# Memorizing Corner Cycle



## MovingOnUp (Mar 26, 2011)

Hey I use Pochman/M2 because I am a total beginner at blinfold solves and I was wondering when you memorize the corners using the method shown in Eric Limeback's tutorial what do you do if the corner cycle type thing you are memorizing has the actual corner that goes in the place that you are using to cycle the corners around. not sure if I made sense there? If not do this scramble on a solved cube (yes I know it is a long one) (R U' R' U' R U R' F' R U R' U' R' F R) D (R U' R' U' R U R' F' R U R' U' R' F R) D' (R U' R' U' R U R' F' R U R' U' R' F R) Now I know you would have to randomly place any other corner in there that is already unsolved but when memorizing I am not sure how to memorize this I just have no clue my mind can't follow I guess?


----------



## escortkeel (Mar 26, 2011)

*Clarification*

Happy to help,

That's a Pochman Y Perm (in the scramble) so I'm not exactly sure what I'm meant to be telling you. Can you clarify?

-Keeley


----------



## MovingOnUp (Mar 26, 2011)

Yes, but I am saying when the cube is in this position to memorize for a blind solve (not literally that position but in that case) you have to take out the already solved piece and insert an unsolved piece then go back to your cycle so I find this hard and don't quite get how I memorize this.


----------



## maggot (Mar 26, 2011)

you dont have to go back to anything. just shoot the piece out of the buffer position. bring any unsolved corner into the buffer position and keep memorizing from there. you dont have to go back to what you were doing. it should feel like a path when you memo. this corner goes here, this corner goes here. breaking into a new cycle just means that you have run into a case where you have to put an unsolved corner into the buffer in order to continue solving. thats all.


----------



## whauk (Mar 26, 2011)

1. dont think of UBL as a solved piece. 
2. memorise only where you have to shoot to. you already know how you can solve it and how you recognise that case. so just remember the stickers: RDF FDL RDF and if you execute the moves that are necessary to solve only those stickers you will solve the case.


----------



## MovingOnUp (Mar 26, 2011)

Yes but say if I don't "break" the cycle then it turns into about four switches until the UBL piece is solved but then when I am memorizing I know that I should put it in a new place that is unsolved so I can continue but I am not sure how to memorize do I go like memorize the four switches then memorize like I am going to place the "solved piece" in an unsolved place and carry on?
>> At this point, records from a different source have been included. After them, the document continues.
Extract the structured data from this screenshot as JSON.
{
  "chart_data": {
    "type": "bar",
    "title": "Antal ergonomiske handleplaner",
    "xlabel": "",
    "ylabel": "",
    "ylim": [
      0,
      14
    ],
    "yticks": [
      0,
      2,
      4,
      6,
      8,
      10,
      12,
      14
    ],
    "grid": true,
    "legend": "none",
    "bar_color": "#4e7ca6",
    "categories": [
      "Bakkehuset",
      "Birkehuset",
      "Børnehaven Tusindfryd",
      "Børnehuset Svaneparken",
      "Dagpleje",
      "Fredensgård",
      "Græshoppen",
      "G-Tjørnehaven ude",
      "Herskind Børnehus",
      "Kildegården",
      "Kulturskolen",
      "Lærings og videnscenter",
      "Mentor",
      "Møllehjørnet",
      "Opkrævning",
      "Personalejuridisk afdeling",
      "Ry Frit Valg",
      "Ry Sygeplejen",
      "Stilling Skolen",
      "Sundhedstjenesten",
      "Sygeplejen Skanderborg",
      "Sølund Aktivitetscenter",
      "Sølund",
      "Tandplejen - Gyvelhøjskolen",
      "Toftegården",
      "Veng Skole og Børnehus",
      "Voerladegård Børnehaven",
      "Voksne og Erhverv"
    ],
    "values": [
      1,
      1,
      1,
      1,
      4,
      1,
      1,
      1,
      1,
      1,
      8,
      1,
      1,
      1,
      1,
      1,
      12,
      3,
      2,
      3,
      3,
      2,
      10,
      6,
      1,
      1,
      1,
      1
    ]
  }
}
I think that actually makes sense to me...tell me if i am correct/other way to do it maybe?


----------



## MovingOnUp (Mar 27, 2011)

EDIT: I figured out why I am confused when I place the "solved corner" I am not sure how to memorize where it is going in my head because that piece will have moved already I have no problem memorizing the steps to take it out !?!?!?!


----------



## maggot (Mar 27, 2011)

dont think about where it is going. just bring an unsolved corner in (you say you have no problem with switching it) now, memorize where that corner will go. then memo the next corner. dont think about where you put it, only where the next piece is going. so memo should be :
this corner goes x
this corner goes y
switch buffer piece out (break into new cycle)
the new piece goes to z
next corner goes to a
next goes to b
dont think about where it is, only that you have to switch it. just pick a random unsolved corner. it should be relatively easy seeing is that you memo where all the other corners before it go.


----------



## MovingOnUp (Mar 27, 2011)

Okay I can do it now thank you so much haha I love this forum


----------